Just came across this over on Youtube. A very nice creation by Jeffrey Sherrard. I've used the same technique on a moving eyes prop but never though about doing it with skulls. I've got a stack of skull jello molds just waiting for something like this:


----------



## Jack Mac (Nov 28, 2012)

That is an awesome effect! Bookmarked and added to my list of props I might want to make . Thanks for the link.


----------



## RoxyBlue (Oct 6, 2008)

So is the face inverted/concave for that effect? I know that's how it's done with the moving eyes illusion.


----------



## Lunatic (Oct 3, 2006)

Yeah that's cool. How does that work?


----------



## HomeyDaClown (Oct 3, 2009)

RoxyBlue said:


> So is the face inverted/concave for that effect? I know that's how it's done with the moving eyes illusion.


Exactly, it's a mind trick known as the Necker Cube: http://www.cut-the-knot.org/Curriculum/Geometry/Necker.shtml

Human sight is programmed to recognize familiar human features such as eyes and faces and expects to see normal projections like nose, lips,ears and eyes in convex fashion. When you see the same features in concave fashion you mind tries to bend the vision into what should be normal.


----------



## Lunatic (Oct 3, 2006)

HomeyDaClown said:


> Human sight is programmed to recognize familiar human features such as eyes and faces and expects to see normal projections like nose, lips,ears and eyes in convex fashion. When you see the same features in concave fashion you mind tries to bend the vision into what should be normal.


It's amazing that the effect works through video. Pretty cool.


----------



## Offwhiteknight (Sep 17, 2008)

They do an identical effect (with busts instead of skulls) at the Haunted Mansion. Very cool trick, just have no real place to do it in my house.


----------



## ouizul1 (May 22, 2010)

I like that! ...might try to incorporate into a tombstone, since they are up next on the build list anyway.


----------



## niblique71 (Dec 2, 2009)

That's too cool... I did the eyeball trick and Loved the results...The whole skull will be fun to try. Thanks for posting Homey


----------



## diggerc (Feb 22, 2006)

anybody know how it's lighted?


----------



## HomeyDaClown (Oct 3, 2009)

The jello mold used and the ones I have are thin white plastic, just like a stiff old kids mask. Just about any diffused light would work spaced behind it enough to light up the whole face evenly. 
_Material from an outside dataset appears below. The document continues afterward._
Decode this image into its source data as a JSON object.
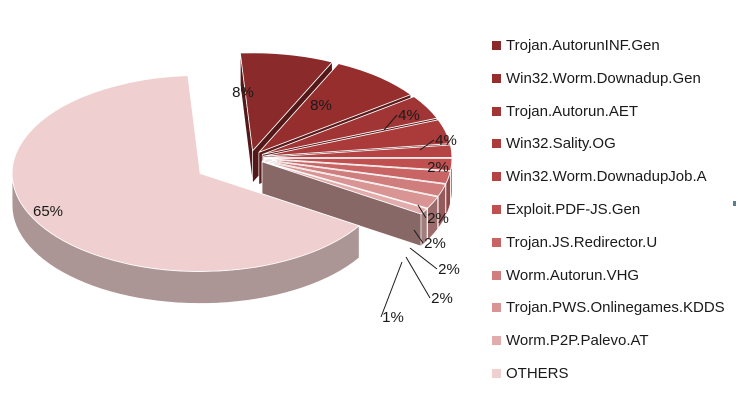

I've got a few 2 watt 110 Volt LED bulbs that have just the right color (no blue) for this. I'll cover them with translucent containers (round crystal light ones) to help diffuse the light a bit.

Building two columns for the entrance to our cemetery scene and I want to stuff a moving face in each one.


----------



## fontgeek (Jul 24, 2006)

The hard bart I see with using the cake or jello mold is that it probably has a fully formed face, which means that you will have shadows and features that are static while your "motion" goes on.


----------



## HomeyDaClown (Oct 3, 2009)

The whole thing is static, it is your mind playing tricks that makes it work. You want some shadows to distinguish the features. I may even darken a few features (lines) to increase the contrast a bit.


----------



## The Halloween Lady (Aug 18, 2010)

That's really nifty!!!!! I want to try this one..... along with about a hundred other things. lol


----------



## fontgeek (Jul 24, 2006)

Sorry Homey, I thought you were talking about projecting a moving face onto a static head-form, when in fact, you are trying to replicate the rotating busts from "The Haunted Mansion" attraction.


----------



## hpropman (Jul 27, 2008)

great use for the jello mold


----------